Dick pondered a moment and then lost his patience.

“No, I can’t, nor any one else,” he answered hotly. “Bosworth is a bad lot and a school fraud and capable of almost any ordinary meanness, but that doesn’t make him a burglar or a murderer. Perhaps if he’d tripped me up in the hockey game instead of you, I might have a different opinion.”

Varrell laughed with the satisfied air of one who knows that he has the better end of the argument. “You’re wrong there, Dicky old boy,” he said, clapping his irate friend cordially on the shoulder. “You could forgive him far more easily for tripping you than for tripping me. I know you better than you do yourself.”

“All the same, I don’t see any connection between Bosworth and the safe breaking.”

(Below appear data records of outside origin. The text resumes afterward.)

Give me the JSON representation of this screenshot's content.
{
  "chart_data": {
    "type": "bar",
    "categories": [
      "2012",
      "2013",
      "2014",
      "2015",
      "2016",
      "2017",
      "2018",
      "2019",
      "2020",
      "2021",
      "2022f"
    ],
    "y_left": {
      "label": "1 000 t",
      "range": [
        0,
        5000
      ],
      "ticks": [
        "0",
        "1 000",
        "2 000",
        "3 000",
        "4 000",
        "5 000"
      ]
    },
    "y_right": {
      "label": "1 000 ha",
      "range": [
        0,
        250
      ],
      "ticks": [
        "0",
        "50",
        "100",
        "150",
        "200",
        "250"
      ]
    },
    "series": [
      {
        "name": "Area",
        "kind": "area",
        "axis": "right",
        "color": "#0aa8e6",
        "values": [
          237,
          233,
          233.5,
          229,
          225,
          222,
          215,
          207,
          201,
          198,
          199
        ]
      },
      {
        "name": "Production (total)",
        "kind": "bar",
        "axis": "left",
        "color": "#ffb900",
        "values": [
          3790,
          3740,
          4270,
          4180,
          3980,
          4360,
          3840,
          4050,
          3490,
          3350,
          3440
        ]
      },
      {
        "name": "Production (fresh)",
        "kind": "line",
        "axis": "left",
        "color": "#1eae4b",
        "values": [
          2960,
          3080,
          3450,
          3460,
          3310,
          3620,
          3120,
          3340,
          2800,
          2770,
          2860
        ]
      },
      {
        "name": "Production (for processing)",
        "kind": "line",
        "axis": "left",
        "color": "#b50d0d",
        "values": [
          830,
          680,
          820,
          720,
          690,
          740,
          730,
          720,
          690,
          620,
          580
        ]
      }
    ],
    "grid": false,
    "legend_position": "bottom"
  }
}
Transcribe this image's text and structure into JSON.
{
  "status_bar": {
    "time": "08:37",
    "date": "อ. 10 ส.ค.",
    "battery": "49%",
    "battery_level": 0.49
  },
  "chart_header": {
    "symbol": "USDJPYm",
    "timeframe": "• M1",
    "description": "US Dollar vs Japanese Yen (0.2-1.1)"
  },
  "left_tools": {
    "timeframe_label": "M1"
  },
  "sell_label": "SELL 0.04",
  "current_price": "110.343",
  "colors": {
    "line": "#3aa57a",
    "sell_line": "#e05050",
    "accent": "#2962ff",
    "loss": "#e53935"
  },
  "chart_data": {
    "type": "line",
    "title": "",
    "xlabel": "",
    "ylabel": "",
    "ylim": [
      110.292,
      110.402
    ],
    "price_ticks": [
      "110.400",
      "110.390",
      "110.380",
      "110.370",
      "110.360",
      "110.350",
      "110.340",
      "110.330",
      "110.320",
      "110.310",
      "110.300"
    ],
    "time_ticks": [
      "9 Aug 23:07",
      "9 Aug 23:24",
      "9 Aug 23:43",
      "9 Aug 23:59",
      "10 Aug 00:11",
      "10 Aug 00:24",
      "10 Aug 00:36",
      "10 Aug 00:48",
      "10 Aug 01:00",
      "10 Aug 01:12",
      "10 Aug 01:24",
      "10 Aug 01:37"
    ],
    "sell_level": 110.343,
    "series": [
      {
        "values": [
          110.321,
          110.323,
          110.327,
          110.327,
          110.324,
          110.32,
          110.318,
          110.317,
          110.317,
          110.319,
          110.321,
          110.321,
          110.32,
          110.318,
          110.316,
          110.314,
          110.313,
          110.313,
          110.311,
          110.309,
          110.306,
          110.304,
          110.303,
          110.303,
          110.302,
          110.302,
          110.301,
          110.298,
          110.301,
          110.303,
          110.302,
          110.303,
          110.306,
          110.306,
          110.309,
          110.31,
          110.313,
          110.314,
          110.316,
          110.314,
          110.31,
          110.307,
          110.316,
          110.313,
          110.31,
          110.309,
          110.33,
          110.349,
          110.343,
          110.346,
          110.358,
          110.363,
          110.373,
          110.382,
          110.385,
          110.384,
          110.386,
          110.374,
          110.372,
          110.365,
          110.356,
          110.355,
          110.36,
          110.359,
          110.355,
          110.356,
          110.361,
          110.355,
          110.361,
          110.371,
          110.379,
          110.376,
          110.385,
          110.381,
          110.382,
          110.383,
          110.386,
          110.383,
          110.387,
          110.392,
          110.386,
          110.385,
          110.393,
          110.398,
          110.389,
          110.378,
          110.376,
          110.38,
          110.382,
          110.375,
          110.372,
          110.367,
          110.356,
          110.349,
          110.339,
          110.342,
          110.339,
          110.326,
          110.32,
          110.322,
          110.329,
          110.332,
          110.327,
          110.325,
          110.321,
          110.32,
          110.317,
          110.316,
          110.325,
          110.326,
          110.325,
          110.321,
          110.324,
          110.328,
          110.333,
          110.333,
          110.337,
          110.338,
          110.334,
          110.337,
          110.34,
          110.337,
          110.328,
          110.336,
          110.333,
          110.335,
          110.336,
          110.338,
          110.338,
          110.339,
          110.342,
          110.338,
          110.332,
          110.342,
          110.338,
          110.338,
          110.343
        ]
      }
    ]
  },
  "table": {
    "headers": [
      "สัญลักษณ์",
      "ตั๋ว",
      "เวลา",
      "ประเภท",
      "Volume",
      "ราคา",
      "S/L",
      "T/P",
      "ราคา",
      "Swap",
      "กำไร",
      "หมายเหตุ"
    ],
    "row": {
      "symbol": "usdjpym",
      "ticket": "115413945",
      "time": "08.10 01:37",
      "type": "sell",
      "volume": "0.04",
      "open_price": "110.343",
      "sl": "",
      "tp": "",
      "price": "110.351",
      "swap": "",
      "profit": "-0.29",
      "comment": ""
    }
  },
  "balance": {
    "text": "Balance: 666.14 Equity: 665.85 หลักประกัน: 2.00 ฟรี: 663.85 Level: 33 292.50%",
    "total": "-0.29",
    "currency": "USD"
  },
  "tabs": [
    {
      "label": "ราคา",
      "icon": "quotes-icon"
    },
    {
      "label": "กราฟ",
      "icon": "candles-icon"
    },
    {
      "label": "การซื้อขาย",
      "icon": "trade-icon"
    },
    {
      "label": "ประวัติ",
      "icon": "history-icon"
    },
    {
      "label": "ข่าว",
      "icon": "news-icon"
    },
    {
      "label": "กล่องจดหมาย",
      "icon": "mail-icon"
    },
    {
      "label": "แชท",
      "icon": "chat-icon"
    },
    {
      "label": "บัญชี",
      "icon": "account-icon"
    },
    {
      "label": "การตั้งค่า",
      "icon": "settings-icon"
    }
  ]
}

“Well, listen. Eddy stood behind Miss Devon in the office when she was working on the lock. He saw the combination and told Bosworth of it when he was in Bosworth’s room about half-past nine. I know he was there then, for I saw him there from my window. This suggested to Bosworth an easy way in which to make good his losses and pay for the clothes,—as he certainly did pay a few days after. That, I believe, was the course of events, but I can furnish no evidence, and I don’t see how any can be furnished, unless Eddy can be made to squeal.”

“What about the check?”

“He probably burned that.”

They stood at the point at which their ways parted. Melvin was thinking hard and kicking the gravel recklessly with his foot. A squall of dust and stones struck his companion in the knee.

“Come, let up on that!” said Varrell, brushing off his trousers with a show of indignation. “Can’t you think without using your feet? There are disadvantages in this football training of yours.”